Essentially, time is like cement traveling through a coiled hose. Moving against the current in either direction even a few minutes takes power on a national scale. What you can do instead is break out of the "hose" and break into the next coil up or down, this makes a jump of 112(?) years.
Once in the new time you're back in the "flow". So if you spend five days in the new time, then try to jump back, you find you're five days further along in your original "loop".
| Mirrel the Marvelous |
The rules do not categorically say that extracts and potions work properly in the mana wastes however the mana wastes seem to only affect spellcasting itself which extracts and potions clearly are not.
The Inner Sea guide section on adventurers infers that there are many Alchemists in Alkenstar, which would infer that alchemy works just fine, otherwise they would have all up-sticks and left long ago.
| phantom1592 |
The rules do not categorically say that extracts and potions work properly in the mana wastes however the mana wastes seem to only affect spellcasting itself which extracts and potions clearly are not.
A friend of mine is playing an alchemist and he seems to be constantly burned by the fact he does not have 'caster levels' in anything...

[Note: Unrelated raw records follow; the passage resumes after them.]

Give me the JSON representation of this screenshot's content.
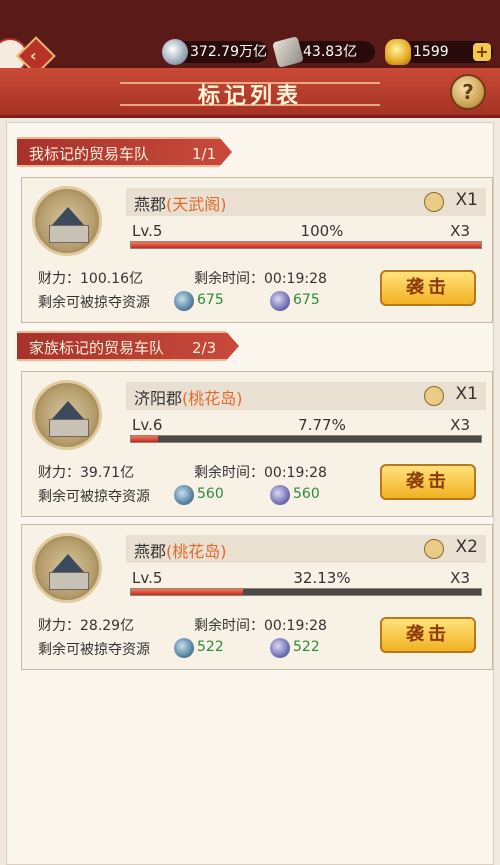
{
  "topbar": {
    "silver": "372.79万亿",
    "tickets": "43.83亿",
    "gold": "1599"
  },
  "header": {
    "title": "标记列表"
  },
  "sections": [
    {
      "label": "我标记的贸易车队",
      "count": "1/1"
    },
    {
      "label": "家族标记的贸易车队",
      "count": "2/3"
    }
  ],
  "labels": {
    "power": "财力：",
    "time": "剩余时间：",
    "loot": "剩余可被掠夺资源",
    "raid": "袭击"
  },
  "convoys": [
    {
      "town": "燕郡",
      "place": "(天武阁)",
      "xcount": "X1",
      "level": "Lv.5",
      "percent": "100%",
      "percent_value": 100,
      "x3": "X3",
      "power": "100.16亿",
      "time": "00:19:28",
      "res_a": "675",
      "res_b": "675"
    },
    {
      "town": "济阳郡",
      "place": "(桃花岛)",
      "xcount": "X1",
      "level": "Lv.6",
      "percent": "7.77%",
      "percent_value": 7.77,
      "x3": "X3",
      "power": "39.71亿",
      "time": "00:19:28",
      "res_a": "560",
      "res_b": "560"
    },
    {
      "town": "燕郡",
      "place": "(桃花岛)",
      "xcount": "X2",
      "level": "Lv.5",
      "percent": "32.13%",
      "percent_value": 32.13,
      "x3": "X3",
      "power": "28.29亿",
      "time": "00:19:28",
      "res_a": "522",
      "res_b": "522"
    }
  ]
}
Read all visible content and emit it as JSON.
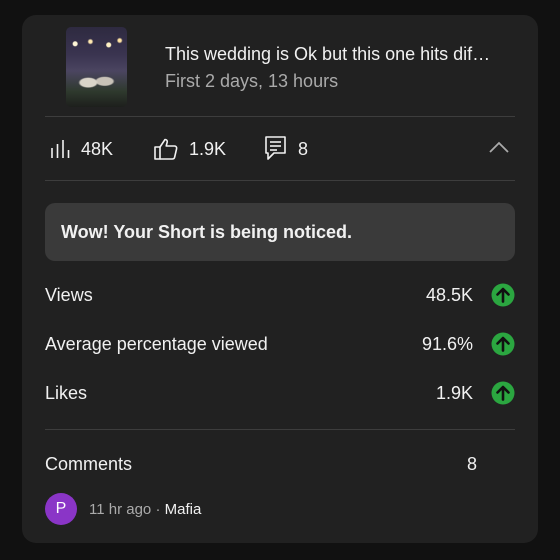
{
  "video": {
    "title": "This wedding is Ok but this one hits dif…",
    "period": "First 2 days, 13 hours"
  },
  "stats": {
    "views": "48K",
    "likes": "1.9K",
    "comments": "8"
  },
  "banner": "Wow! Your Short is being noticed.",
  "metrics": [
    {
      "label": "Views",
      "value": "48.5K"
    },
    {
      "label": "Average percentage viewed",
      "value": "91.6%"
    },
    {
      "label": "Likes",
      "value": "1.9K"
    }
  ],
  "comments_section": {
    "label": "Comments",
    "count": "8"
  },
  "latest_comment": {
    "avatar_letter": "P",
    "time": "11 hr ago",
    "separator": " · ",
    "author": "Mafia"
  },
  "colors": {
    "background": "#111111",
    "card": "#212121",
    "banner": "#3a3a3a",
    "trend_up": "#2ba640",
    "avatar": "#8a35c7"
  },
  "icons": [
    "bar-chart-icon",
    "thumbs-up-icon",
    "comment-icon",
    "chevron-up-icon",
    "trend-up-icon"
  ]
}
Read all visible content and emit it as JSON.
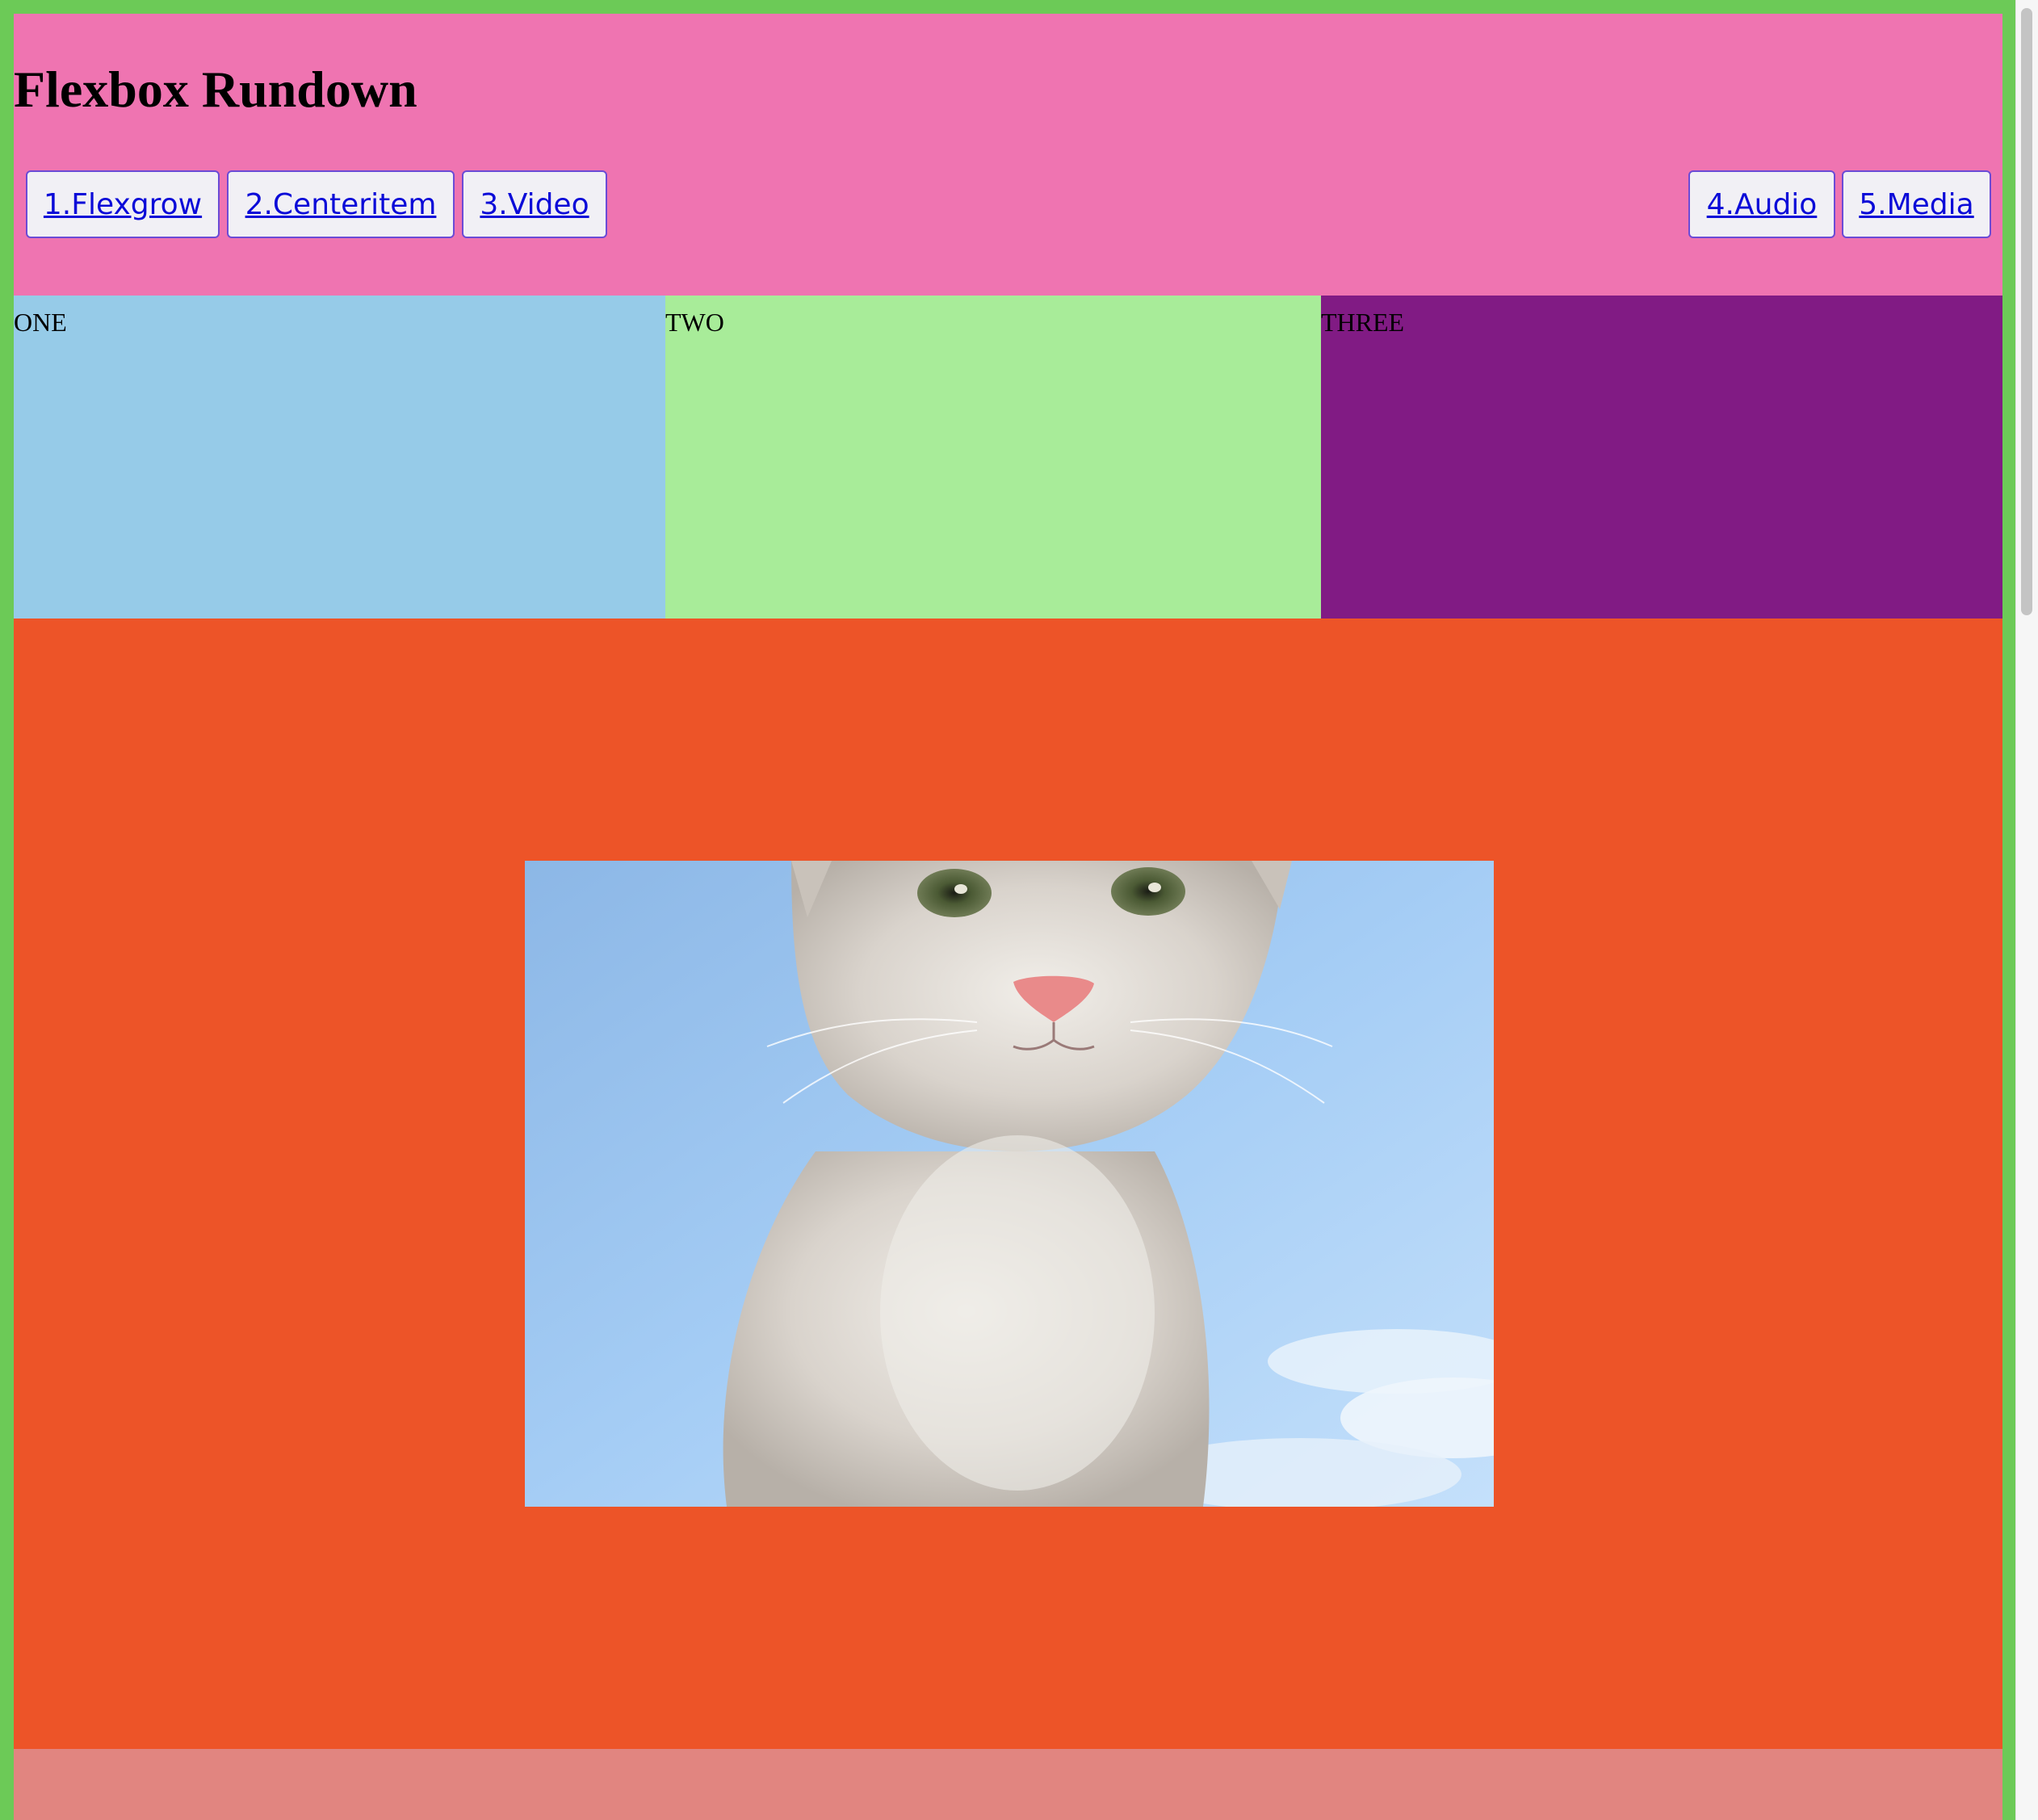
{
  "header": {
    "title": "Flexbox Rundown",
    "background": "#ef74b1",
    "nav": [
      {
        "label": "1.Flexgrow"
      },
      {
        "label": "2.Centeritem"
      },
      {
        "label": "3.Video"
      },
      {
        "label": "4.Audio"
      },
      {
        "label": "5.Media"
      }
    ],
    "link_color": "#0b0bd8"
  },
  "panels": [
    {
      "label": "ONE",
      "color": "#96cbe8"
    },
    {
      "label": "TWO",
      "color": "#a8ec99"
    },
    {
      "label": "THREE",
      "color": "#811b84"
    }
  ],
  "hero": {
    "background": "#ed5428",
    "image": "kitten photo against blue sky"
  },
  "footer": {
    "background": "#e18580"
  },
  "frame": {
    "border_color": "#6cca57"
  }
}
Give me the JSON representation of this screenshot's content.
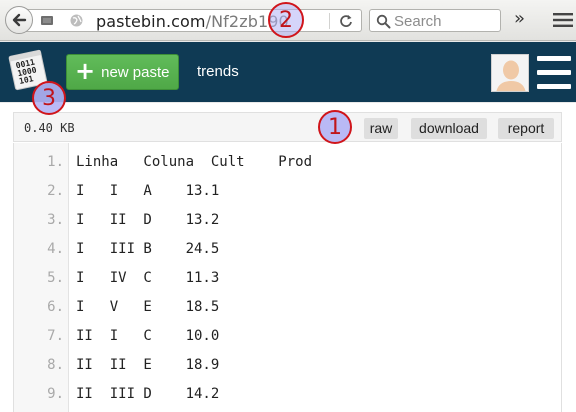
{
  "browser": {
    "url_domain": "pastebin.com",
    "url_path": "/Nf2zb190",
    "search_placeholder": "Search",
    "overflow_label": "»"
  },
  "header": {
    "new_paste_label": "new paste",
    "trends_label": "trends"
  },
  "paste": {
    "size": "0.40 KB",
    "buttons": {
      "raw": "raw",
      "download": "download",
      "report": "report"
    },
    "lines": [
      {
        "n": "1.",
        "text": "Linha   Coluna  Cult    Prod"
      },
      {
        "n": "2.",
        "text": "I   I   A    13.1"
      },
      {
        "n": "3.",
        "text": "I   II  D    13.2"
      },
      {
        "n": "4.",
        "text": "I   III B    24.5"
      },
      {
        "n": "5.",
        "text": "I   IV  C    11.3"
      },
      {
        "n": "6.",
        "text": "I   V   E    18.5"
      },
      {
        "n": "7.",
        "text": "II  I   C    10.0"
      },
      {
        "n": "8.",
        "text": "II  II  E    18.9"
      },
      {
        "n": "9.",
        "text": "II  III D    14.2"
      }
    ]
  },
  "callouts": {
    "one": "1",
    "two": "2",
    "three": "3"
  },
  "colors": {
    "header_bg": "#0f3a54",
    "new_paste_green": "#57b04f",
    "callout_red": "#d0151b",
    "callout_fill": "#b2b2f5"
  }
}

I'd say it's a double edged sword, if the rules won't let him be a 'caster' then I'd let him work his science in the wastes ;)
| EWHM |
Hello all!
I need some help with time travel. Have any of you done it as a GM? I have a group of players (10th level) that will time travel to the future, but the future will be a steampunk type of environment. I just need help on how to time travel to and from the present. Any help would be very appreciated!
Thanks!
Yes, I've done time travel in D&D, specifically, in 2nd edition. I've done it into the past one a fairly extensive basis, and into the future on a couple of on-offs.
The time travel into the future was actually not intended by the players. Their characters had managed to journey outside of the multiverse to a parallel reality and had returned to their own, but the relative rates of time passage while they were away put them hundreds of years into their own reality's future. Their purpose after they realized what was going on was to gather information about how their world had gone so far downhill and return to their own time and attempt to contest that.The time travel into that past has been accomplished by two means. One, by artifact, and generally by artifact that isn't the sort that you can hold onto very long. The second method is by 9th level wizard spell (in 3rd edition a 9th level cleric spell would also be acceptable). It is a ritual magic spell that requires that the 'stars be right' and it must be performed in one of a very short list (my setting had only 2) of places. It was also a very dangerous spell that the player character who cast it was warned, repeatedly, about how his goal was folly and would end in tears. In my games, reality is often reified as capital-R Reality, and will take active measures to preserve itself and limit paradox. In this case, the player had a pretty standard time travel goal (go back and prevent my major nemesis from being a problem in the present), but in fact eventually wound up being the author of his own woes and the architect of his nemesis' rise to power. One key element of Reality's warfare against its enemies (especially time travellers), is to do things like erase most of their memories for a good while. A time travelling PC should rarely move through time without massive disorientation.